Eu estava prestes a completar 60 anos, quando fui chamada para um novo desafio: a posição de vice-presidente de Scientific Affairs na empresa farmacêutica canadense Knight Therapeutics. Decidi deixar a Sanofi e assumir uma nova posição, enfrentando mais um desafio. Novamente, precisei estudar e me desenvolver, pois assumi áreas que não faziam parte da minha expertise, como Qualidade, Farmacovigilância e a área médica. Muitas pessoas não entenderam esse movimento e acharam que eu não deveria arriscar, pois estava em uma grande corporação, onde era reconhecida e valorizada. Foi uma decisão difícil, mas que me trouxe inúmeros desdobramentos positivos.  

Trabalhar com empenho potencializa seu networking 

O networking, sem dúvida, é muito importante no nosso dia a dia. Entretanto, não se trata somente de uma rede de pessoas que você conhece, mas pessoas com quem se troca informações e experiências. Assim, ser reconhecido no mercado pela excelência do seu trabalho é fundamental para que essa rede seja positiva e para que você seja lembrado no momento oportuno. Foi o que aconteceu comigo quando fui trabalhar no Farmasa, lá atrás. 

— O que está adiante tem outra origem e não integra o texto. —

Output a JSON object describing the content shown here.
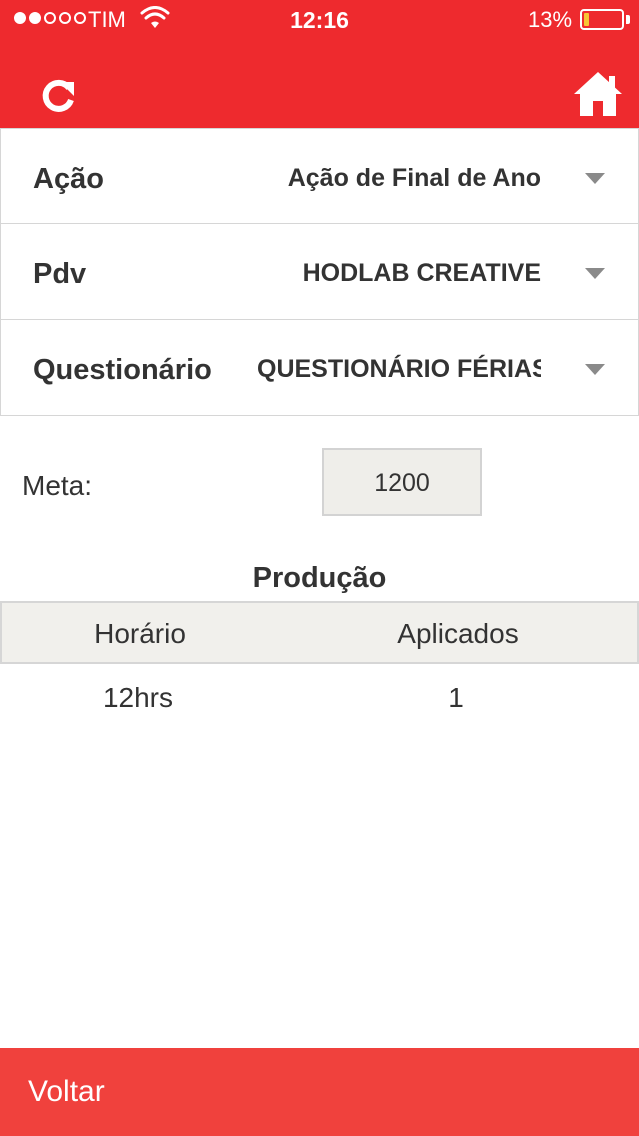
{
  "status_bar": {
    "carrier": "TIM",
    "time": "12:16",
    "battery_percent": "13%",
    "battery_level": 0.13,
    "signal_bars": 2,
    "signal_total": 5
  },
  "header": {
    "refresh_icon": "refresh-icon",
    "home_icon": "home-icon"
  },
  "form": {
    "acao": {
      "label": "Ação",
      "value": "Ação de Final de Ano"
    },
    "pdv": {
      "label": "Pdv",
      "value": "HODLAB CREATIVE"
    },
    "questionario": {
      "label": "Questionário",
      "value": "QUESTIONÁRIO FÉRIAS"
    }
  },
  "meta": {
    "label": "Meta:",
    "value": "1200"
  },
  "producao": {
    "title": "Produção",
    "columns": [
      "Horário",
      "Aplicados"
    ],
    "rows": [
      [
        "12hrs",
        "1"
      ]
    ]
  },
  "footer": {
    "back_label": "Voltar"
  },
  "colors": {
    "brand_red": "#ee2a2e",
    "footer_red": "#f0413d",
    "battery_yellow": "#f7c534"
  }
}
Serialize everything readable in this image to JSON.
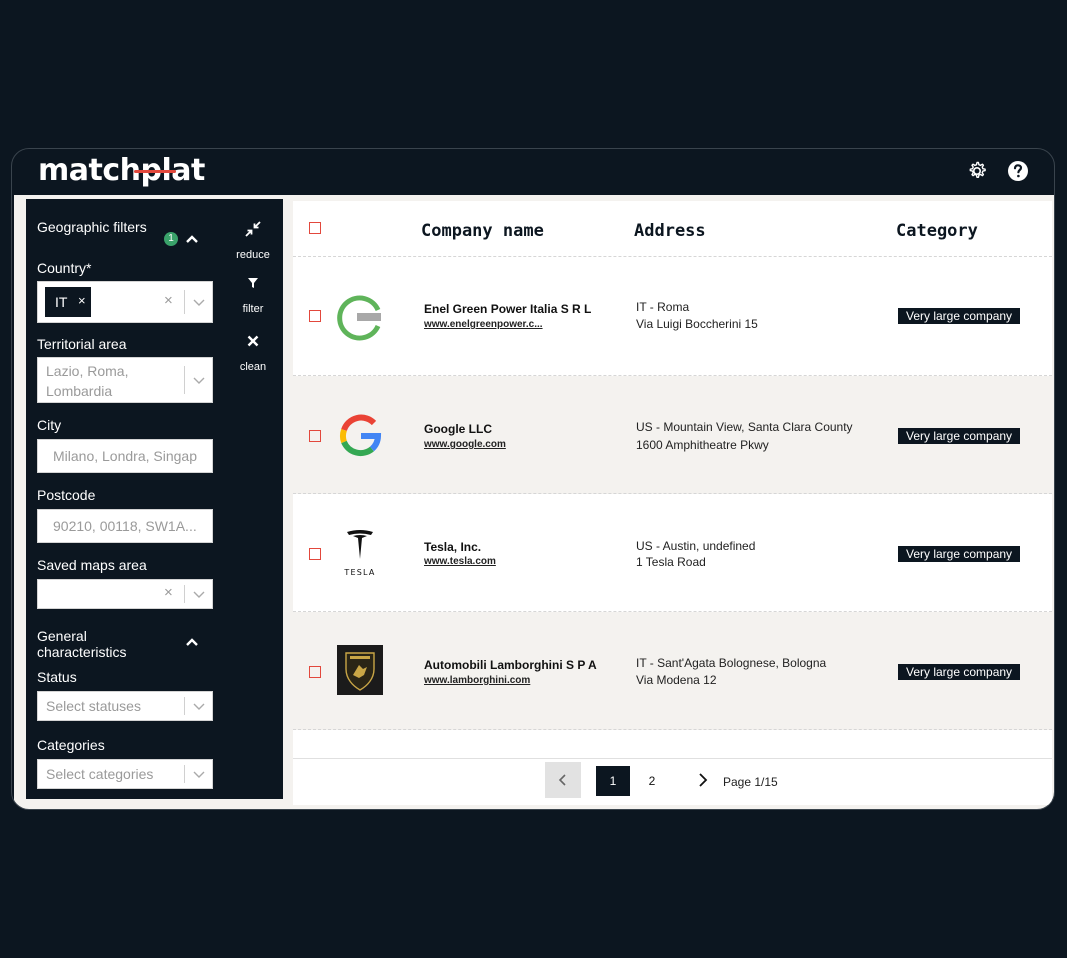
{
  "app": {
    "brand": "matchplat"
  },
  "filters": {
    "geo_title": "Geographic filters",
    "geo_count": "1",
    "country_label": "Country*",
    "country_chip": "IT",
    "chip_remove": "×",
    "clear_symbol": "×",
    "territorial_label": "Territorial area",
    "territorial_placeholder": "Lazio, Roma, Lombardia",
    "city_label": "City",
    "city_placeholder": "Milano, Londra, Singap",
    "postcode_label": "Postcode",
    "postcode_placeholder": "90210, 00118, SW1A...",
    "saved_label": "Saved maps area",
    "general_title": "General characteristics",
    "status_label": "Status",
    "status_placeholder": "Select statuses",
    "categories_label": "Categories",
    "categories_placeholder": "Select categories"
  },
  "tools": {
    "reduce": "reduce",
    "filter": "filter",
    "clean": "clean"
  },
  "table": {
    "headers": {
      "name": "Company name",
      "address": "Address",
      "category": "Category"
    },
    "rows": [
      {
        "name": "Enel Green Power Italia S R L",
        "url": "www.enelgreenpower.c...",
        "addr1": "IT - Roma",
        "addr2": "Via Luigi Boccherini 15",
        "category": "Very large company",
        "logo": "enel-logo"
      },
      {
        "name": "Google LLC",
        "url": "www.google.com",
        "addr1": "US - Mountain View, Santa Clara County",
        "addr2": "1600 Amphitheatre Pkwy",
        "category": "Very large company",
        "logo": "google-logo"
      },
      {
        "name": "Tesla, Inc.",
        "url": "www.tesla.com",
        "addr1": "US - Austin, undefined",
        "addr2": "1 Tesla Road",
        "category": "Very large company",
        "logo": "tesla-logo"
      },
      {
        "name": "Automobili Lamborghini S P A",
        "url": "www.lamborghini.com",
        "addr1": "IT - Sant'Agata Bolognese, Bologna",
        "addr2": "Via Modena 12",
        "category": "Very large company",
        "logo": "lamborghini-logo"
      }
    ]
  },
  "pagination": {
    "page1": "1",
    "page2": "2",
    "info": "Page 1/15"
  },
  "logos": {
    "tesla_wordmark": "TESLA"
  },
  "colors": {
    "dark": "#0c1620",
    "accent": "#e2483c",
    "badge": "#3aa26a"
  }
}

 Liderar é ser verdadeiro e compartilhar conhecimentos  

Honestidade e integridade são duas características que prezo quando se fala em liderança. Os profissionais com essas características normalmente honram seus compromissos, agem de maneira transparente, sincera, justa e respeitam a opinião do outro, além de ter facilidade para trabalhar em equipe, criando um ambiente positivo. A minha maior característica pessoal é ser transparente com todos que me cercam.  

Atuando em uma área técnica, acredito ainda que o líder deve sempre estar disposto a ensinar e transmitir seus conhecimentos. O conhecimento estimula o crescimento individual e coletivo.  

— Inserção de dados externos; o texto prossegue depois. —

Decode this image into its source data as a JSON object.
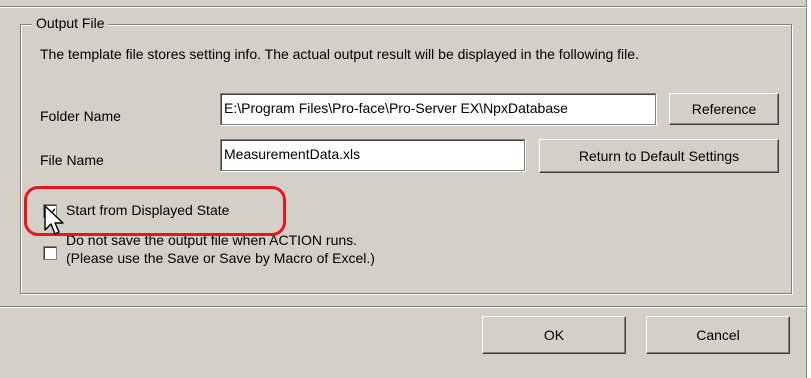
{
  "group": {
    "title": "Output File",
    "description": "The template file stores setting info. The actual output result will be displayed in the following file."
  },
  "folder": {
    "label": "Folder Name",
    "value": "E:\\Program Files\\Pro-face\\Pro-Server EX\\NpxDatabase",
    "button": "Reference"
  },
  "file": {
    "label": "File Name",
    "value": "MeasurementData.xls",
    "button": "Return to Default Settings"
  },
  "options": {
    "start_displayed": {
      "label": "Start from Displayed State",
      "checked": true
    },
    "no_save": {
      "line1": "Do not save the output file when ACTION runs.",
      "line2": "(Please use the Save or Save by Macro of Excel.)",
      "checked": false
    }
  },
  "footer": {
    "ok": "OK",
    "cancel": "Cancel"
  },
  "colors": {
    "highlight": "#e8141e",
    "face": "#d4d0c8"
  },
  "icons": {
    "cursor": "arrow-cursor-icon",
    "check": "checkmark-icon"
  }
}
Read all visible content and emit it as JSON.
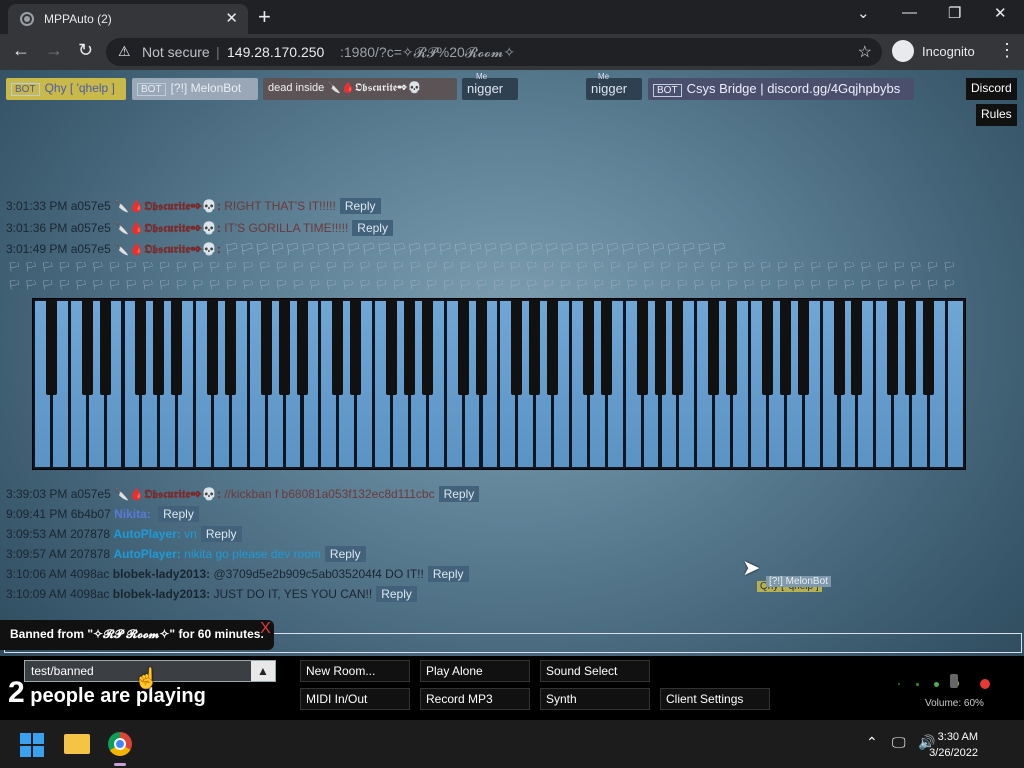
{
  "browser": {
    "tab_title": "MPPAuto (2)",
    "security_label": "Not secure",
    "url_host": "149.28.170.250",
    "url_rest": ":1980/?c=✧𝓡𝓟%20𝓡𝓸𝓸𝓶✧",
    "profile_label": "Incognito"
  },
  "userlist": [
    {
      "bot": "BOT",
      "name": "Qhy [ 'qhelp ]",
      "bg": "#c9b84a",
      "color": "#4a5aa8"
    },
    {
      "bot": "BOT",
      "name": "[?!] MelonBot",
      "bg": "#9aa7b6",
      "color": "#e8eef2"
    },
    {
      "bot": "",
      "name": "dead inside 🔪🩸𝕺𝖇𝖘𝖈𝖚𝖗𝖎𝖙𝖊✒💀",
      "bg": "#5b5356",
      "color": "#f2f2f2"
    },
    {
      "bot": "",
      "name": "nigger",
      "bg": "#2f4050",
      "color": "#dde6ee"
    },
    {
      "bot": "",
      "name": "nigger",
      "bg": "#2f4050",
      "color": "#dde6ee"
    },
    {
      "bot": "BOT",
      "name": "Csys Bridge | discord.gg/4Gqjhpbybs",
      "bg": "#4a4f6b",
      "color": "#eef"
    }
  ],
  "userlist_tags": {
    "me1": "Me",
    "me2": "Me"
  },
  "top_buttons": {
    "discord": "Discord",
    "rules": "Rules"
  },
  "chat": [
    {
      "time": "3:01:33 PM",
      "id": "a057e5",
      "name": "🔪🩸𝕺𝖇𝖘𝖈𝖚𝖗𝖎𝖙𝖊✒💀:",
      "name_color": "#7a2a2a",
      "text": "RIGHT THAT'S IT!!!!!",
      "text_color": "#6b3a3a",
      "reply": "Reply"
    },
    {
      "time": "3:01:36 PM",
      "id": "a057e5",
      "name": "🔪🩸𝕺𝖇𝖘𝖈𝖚𝖗𝖎𝖙𝖊✒💀:",
      "name_color": "#7a2a2a",
      "text": "IT'S GORILLA TIME!!!!!",
      "text_color": "#6b3a3a",
      "reply": "Reply"
    },
    {
      "time": "3:01:49 PM",
      "id": "a057e5",
      "name": "🔪🩸𝕺𝖇𝖘𝖈𝖚𝖗𝖎𝖙𝖊✒💀:",
      "name_color": "#7a2a2a",
      "text": "🏳🏳🏳🏳🏳🏳🏳🏳🏳🏳🏳🏳🏳🏳🏳🏳🏳🏳🏳🏳🏳🏳🏳🏳🏳🏳🏳🏳🏳🏳🏳🏳🏳",
      "text_color": "#9fb3c2",
      "reply": ""
    },
    {
      "time": "3:39:03 PM",
      "id": "a057e5",
      "name": "🔪🩸𝕺𝖇𝖘𝖈𝖚𝖗𝖎𝖙𝖊✒💀:",
      "name_color": "#7a2a2a",
      "text": "//kickban f b68081a053f132ec8d111cbc",
      "text_color": "#6b3a3a",
      "reply": "Reply"
    },
    {
      "time": "9:09:41 PM",
      "id": "6b4b07",
      "name": "Nikita:",
      "name_color": "#5a7ad6",
      "text": "",
      "text_color": "#5a7ad6",
      "reply": "Reply"
    },
    {
      "time": "3:09:53 AM",
      "id": "207878",
      "name": "AutoPlayer:",
      "name_color": "#1e9bd6",
      "text": "vn",
      "text_color": "#1e9bd6",
      "reply": "Reply"
    },
    {
      "time": "3:09:57 AM",
      "id": "207878",
      "name": "AutoPlayer:",
      "name_color": "#1e9bd6",
      "text": "nikita go please dev room",
      "text_color": "#1e9bd6",
      "reply": "Reply"
    },
    {
      "time": "3:10:06 AM",
      "id": "4098ac",
      "name": "blobek-lady2013:",
      "name_color": "#1b2530",
      "text": "@3709d5e2b909c5ab035204f4 DO IT!!",
      "text_color": "#1b2530",
      "reply": "Reply"
    },
    {
      "time": "3:10:09 AM",
      "id": "4098ac",
      "name": "blobek-lady2013:",
      "name_color": "#1b2530",
      "text": "JUST DO IT, YES YOU CAN!!",
      "text_color": "#1b2530",
      "reply": "Reply"
    }
  ],
  "flags": "🏳🏳🏳🏳🏳🏳🏳🏳🏳🏳🏳🏳🏳🏳🏳🏳🏳🏳🏳🏳🏳🏳🏳🏳🏳🏳🏳🏳🏳🏳🏳🏳🏳🏳🏳🏳🏳🏳🏳🏳🏳🏳🏳🏳🏳🏳🏳🏳🏳🏳🏳🏳🏳🏳🏳🏳🏳",
  "cursors": {
    "name1": "[?!] MelonBot",
    "name2": "Qhy [ 'qhelp ]"
  },
  "notice": {
    "text": "Banned from \"✧𝓡𝓟 𝓡𝓸𝓸𝓶✧\" for 60 minutes.",
    "close": "X"
  },
  "bottom": {
    "room": "test/banned",
    "players_count": "2",
    "players_text": " people are playing",
    "buttons": [
      "New Room...",
      "Play Alone",
      "Sound Select",
      "MIDI In/Out",
      "Record MP3",
      "Synth",
      "Client Settings"
    ],
    "volume": "Volume: 60%"
  },
  "taskbar": {
    "time": "3:30 AM",
    "date": "3/26/2022"
  }
}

Três qualidades que o tornam desejado no mercado  

Gosto de ter ao meu lado pessoas que sejam apaixonadas pelo que fazem, que busquem aprender e que sejam honestas e íntegras. Além disso, se você se dispõe a aprender outras coisas, abre possibilidades para outras oportunidades que possam aparecer. A curiosidade, por exemplo, me levou a aprender habilidades de diferentes áreas, o que me permitiu assumir o cargo que estou hoje. 

Dê o seu melhor e busque conhecimento onde estiver Todo começo é difícil. Dentro das empresas, as cobranças e as responsabilidades são grandes. Então, independentemente da posição que você ocupe, dê o seu melhor. Procure ampliar seus horizontes, aprender e se desenvolver. Estou certa de que se você trilhar sua carreira dessa forma, seu trabalho será reconhecido e você terá muito sucesso.  

comportamentos distintos, sendo fundamental compreendê-los para criar um ambiente positivo, 

Não caia na armadilha da estagnação  

As mudanças são constantes nas empresas. Mudam a estrutura da organização, a estratégia do negócio, as prioridades. Você deve estar aberto a essas e tantas outras mudanças. É fundamental que você se adapte às novas situações. É muito importante ter uma mentalidade aberta para explorar as oportunidades que essas mudanças podem trazer. 

Não aceitar o novo pode afetar profundamente sua carreira. Fuja desse erro! A capacidade de aprender continuamente e adaptar-se ao novo são pontos essenciais para prosperar.